Grave Concerns About Batman One Bad Day #1: The Riddler

Grave Concerns About Batman One Bad Day #1: The Riddler

A world-class creative team takes the Riddler from being a punchline to looking like the monster terrifying you in the dark. Unfortunately, this powerful, accomplished-in-one is bound by its own central conceit and inadvertently pulls its punch just as the final bell rings.

Tom King, a writer, sculpts this narrative with intense patience and flashbacks to sketch a young man who has hidden expectations for him. Batman, with the advantage of being willing to murder, is making some detective work before ultimately being undone by the same "superpower" of planning that he uses to achieve it. Mitch Gerads and Clayton Cowles take a lot of talking heads and flashes of visuals that are horrifying, particularly with the all-black panels.

The dilemma arises in the central conceit: if the Riddler fails to take control of his pathology and, well, his moniker-defining shtick, especially without Batman''s own force, Nygma becomes just a garden variety serial killer, like any of a number of talented, broken men who went into murder instead of therapy, a more charismatic and less physical Victor Zsasz or a less whimsical Joker. That''s not just interesting by a large margin. The

If you want to make this story out of continuity, use it as an Elseworlds, and consider it a parallel Earth where Batman and the Riddler decide not to be Batman and Riddler, go for it. At an eight-dollar cover price, that''s a long journey for a spiral of fanfiction fantasy and speculation that cannot reasonably work in a shared continuity.

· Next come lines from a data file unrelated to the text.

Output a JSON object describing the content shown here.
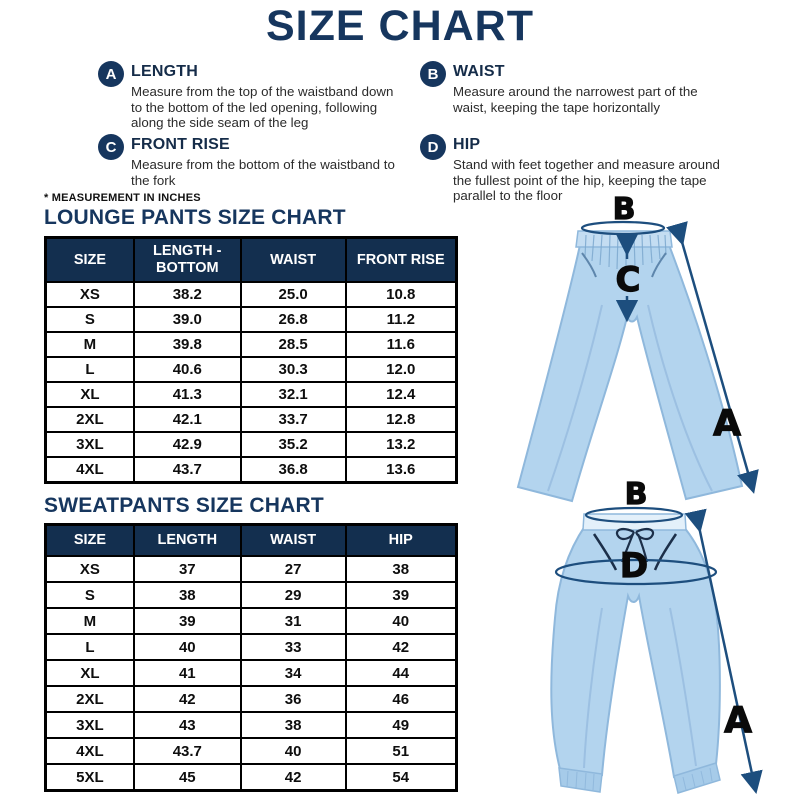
{
  "title": "SIZE CHART",
  "note": "* MEASUREMENT IN INCHES",
  "measurements": [
    {
      "letter": "A",
      "name": "LENGTH",
      "desc": "Measure from the top of the waistband down to the bottom of the led opening, following along the side seam of the leg"
    },
    {
      "letter": "B",
      "name": "WAIST",
      "desc": "Measure around the narrowest part of the waist, keeping the tape horizontally"
    },
    {
      "letter": "C",
      "name": "FRONT RISE",
      "desc": "Measure from the bottom of the waistband to the fork"
    },
    {
      "letter": "D",
      "name": "HIP",
      "desc": "Stand with feet together and measure around the fullest point of the hip, keeping the tape parallel to the floor"
    }
  ],
  "lounge_chart": {
    "title": "LOUNGE PANTS SIZE CHART",
    "headers": [
      "SIZE",
      "LENGTH - BOTTOM",
      "WAIST",
      "FRONT RISE"
    ],
    "rows": [
      [
        "XS",
        "38.2",
        "25.0",
        "10.8"
      ],
      [
        "S",
        "39.0",
        "26.8",
        "11.2"
      ],
      [
        "M",
        "39.8",
        "28.5",
        "11.6"
      ],
      [
        "L",
        "40.6",
        "30.3",
        "12.0"
      ],
      [
        "XL",
        "41.3",
        "32.1",
        "12.4"
      ],
      [
        "2XL",
        "42.1",
        "33.7",
        "12.8"
      ],
      [
        "3XL",
        "42.9",
        "35.2",
        "13.2"
      ],
      [
        "4XL",
        "43.7",
        "36.8",
        "13.6"
      ]
    ]
  },
  "sweat_chart": {
    "title": "SWEATPANTS SIZE CHART",
    "headers": [
      "SIZE",
      "LENGTH",
      "WAIST",
      "HIP"
    ],
    "rows": [
      [
        "XS",
        "37",
        "27",
        "38"
      ],
      [
        "S",
        "38",
        "29",
        "39"
      ],
      [
        "M",
        "39",
        "31",
        "40"
      ],
      [
        "L",
        "40",
        "33",
        "42"
      ],
      [
        "XL",
        "41",
        "34",
        "44"
      ],
      [
        "2XL",
        "42",
        "36",
        "46"
      ],
      [
        "3XL",
        "43",
        "38",
        "49"
      ],
      [
        "4XL",
        "43.7",
        "40",
        "51"
      ],
      [
        "5XL",
        "45",
        "42",
        "54"
      ]
    ]
  },
  "diagram_labels": {
    "lounge": [
      "B",
      "C",
      "A"
    ],
    "sweat": [
      "B",
      "D",
      "A"
    ]
  },
  "colors": {
    "navy": "#16365e",
    "table_header_bg": "#132f4f",
    "pants_blue": "#b3d4ee",
    "pants_shade": "#8fb8dc",
    "arrow_navy": "#1d4e7e",
    "letter_black": "#0a0a0a"
  }
}
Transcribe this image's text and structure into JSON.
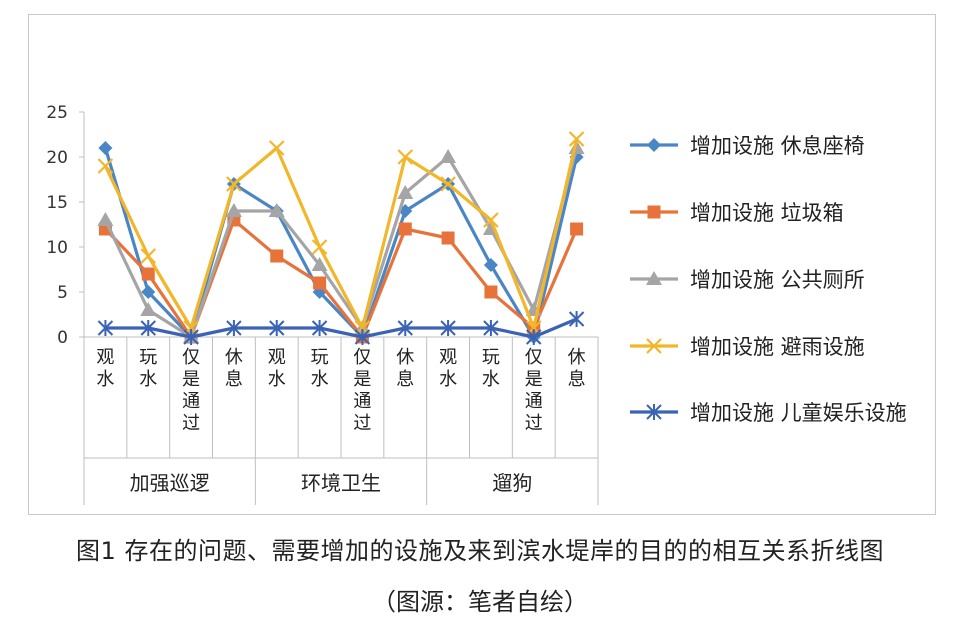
{
  "chart_data": {
    "type": "line",
    "ylim": [
      0,
      25
    ],
    "yticks": [
      "0",
      "5",
      "10",
      "15",
      "20",
      "25"
    ],
    "groups": [
      {
        "name": "加强巡逻",
        "categories": [
          "观水",
          "玩水",
          "仅是通过",
          "休息"
        ]
      },
      {
        "name": "环境卫生",
        "categories": [
          "观水",
          "玩水",
          "仅是通过",
          "休息"
        ]
      },
      {
        "name": "遛狗",
        "categories": [
          "观水",
          "玩水",
          "仅是通过",
          "休息"
        ]
      }
    ],
    "series": [
      {
        "name": "增加设施 休息座椅",
        "color": "#4a86c5",
        "marker": "diamond",
        "values": [
          21,
          5,
          0,
          17,
          14,
          5,
          0,
          14,
          17,
          8,
          0,
          20
        ]
      },
      {
        "name": "增加设施 垃圾箱",
        "color": "#e8733a",
        "marker": "square",
        "values": [
          12,
          7,
          0,
          13,
          9,
          6,
          0,
          12,
          11,
          5,
          1,
          12
        ]
      },
      {
        "name": "增加设施 公共厕所",
        "color": "#a5a5a5",
        "marker": "triangle",
        "values": [
          13,
          3,
          0,
          14,
          14,
          8,
          1,
          16,
          20,
          12,
          3,
          21
        ]
      },
      {
        "name": "增加设施 避雨设施",
        "color": "#f2b62a",
        "marker": "x",
        "values": [
          19,
          9,
          1,
          17,
          21,
          10,
          1,
          20,
          17,
          13,
          1,
          22
        ]
      },
      {
        "name": "增加设施 儿童娱乐设施",
        "color": "#3b63b5",
        "marker": "star",
        "values": [
          1,
          1,
          0,
          1,
          1,
          1,
          0,
          1,
          1,
          1,
          0,
          2
        ]
      }
    ],
    "legend": "right"
  },
  "caption": {
    "main": "图1 存在的问题、需要增加的设施及来到滨水堤岸的目的的相互关系折线图",
    "sub": "（图源：笔者自绘）"
  }
}
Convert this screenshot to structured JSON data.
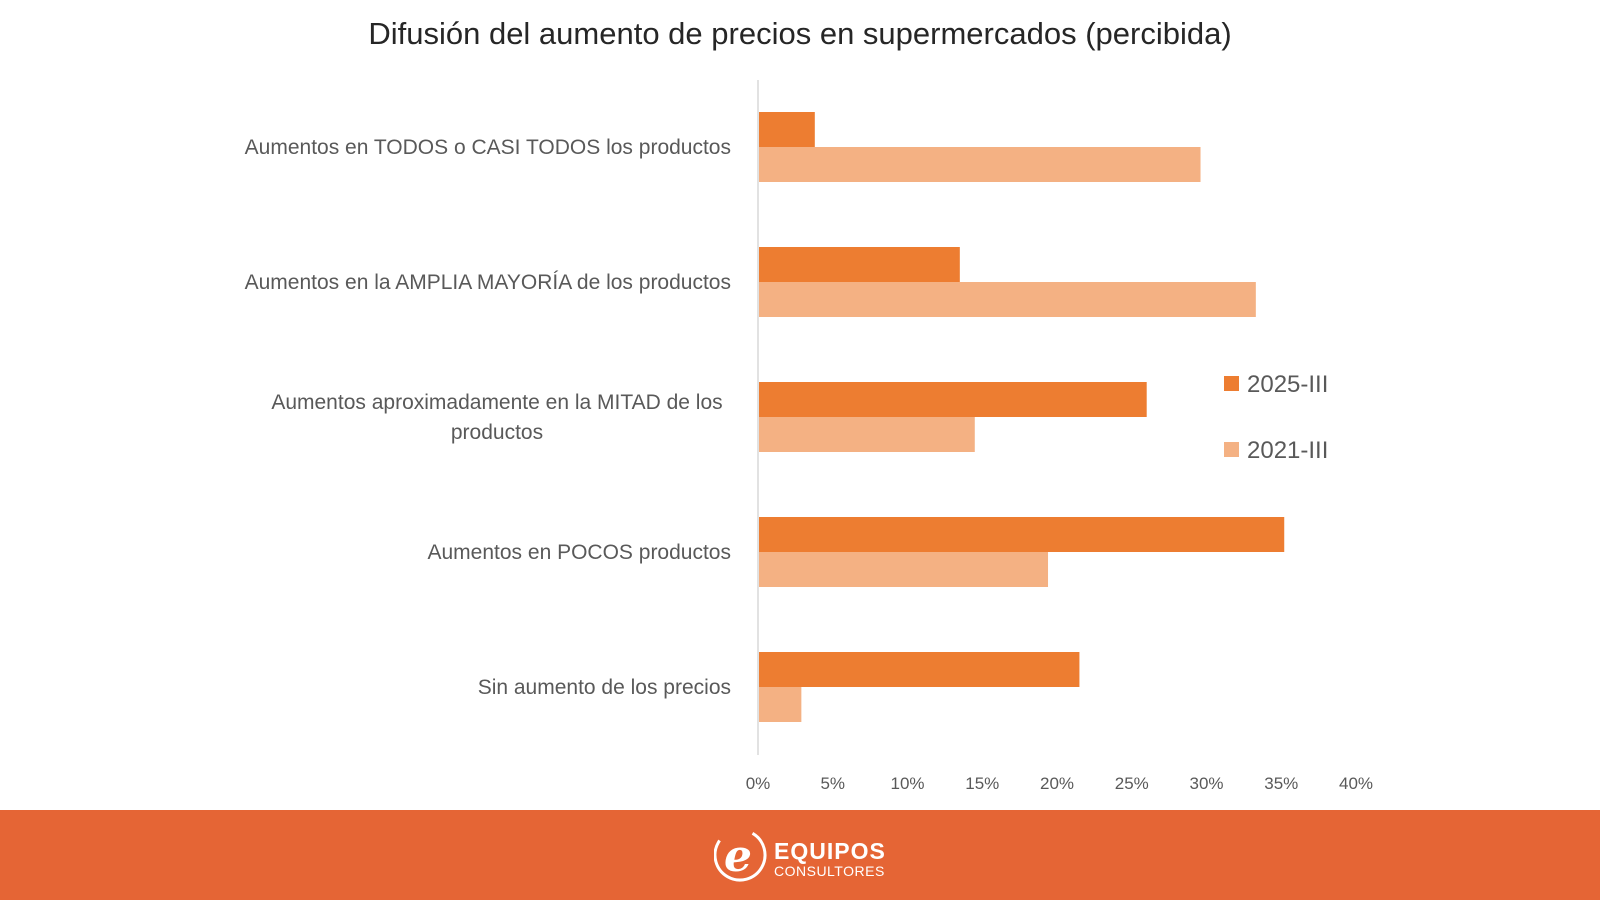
{
  "colors": {
    "series_2025": "#ed7d31",
    "series_2021": "#f4b183",
    "footer": "#e56535",
    "axis": "#d9d9d9"
  },
  "chart_data": {
    "type": "bar",
    "orientation": "horizontal",
    "title": "Difusión del aumento de precios en supermercados (percibida)",
    "categories": [
      [
        "Aumentos en TODOS o CASI TODOS los productos"
      ],
      [
        "Aumentos en la AMPLIA MAYORÍA de los productos"
      ],
      [
        "Aumentos aproximadamente en la MITAD de los",
        "productos"
      ],
      [
        "Aumentos en POCOS productos"
      ],
      [
        "Sin aumento de los precios"
      ]
    ],
    "series": [
      {
        "name": "2025-III",
        "values": [
          3.8,
          13.5,
          26.0,
          35.2,
          21.5
        ]
      },
      {
        "name": "2021-III",
        "values": [
          29.6,
          33.3,
          14.5,
          19.4,
          2.9
        ]
      }
    ],
    "xlim": [
      0,
      40
    ],
    "ticks": [
      "0%",
      "5%",
      "10%",
      "15%",
      "20%",
      "25%",
      "30%",
      "35%",
      "40%"
    ],
    "legend_position": "right"
  },
  "footer": {
    "logo_letter": "e",
    "brand_name": "EQUIPOS",
    "brand_sub": "CONSULTORES"
  }
}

The technique used in making this book is stunning. If it were categorized as an Elseworlds, or better yet, told with an analogies Watchmen style, this might be a bright star. It''s good, but clearly, a cute detour before we take back to the same circular road. RATING: HONORABLE MENTION.

The Riddler, Two-Face, the Penguin, Bane, Clayface, and Ra''s al Ghul Batman''s most famous villains are all given 64-page Prestige format specials that explain why they are the greatest villains in all of comics. In this epic psychological thriller, Tom King and Mitch Gerads are all reunited to discover why they are the most infamous villains in the universe. This is not to be missed!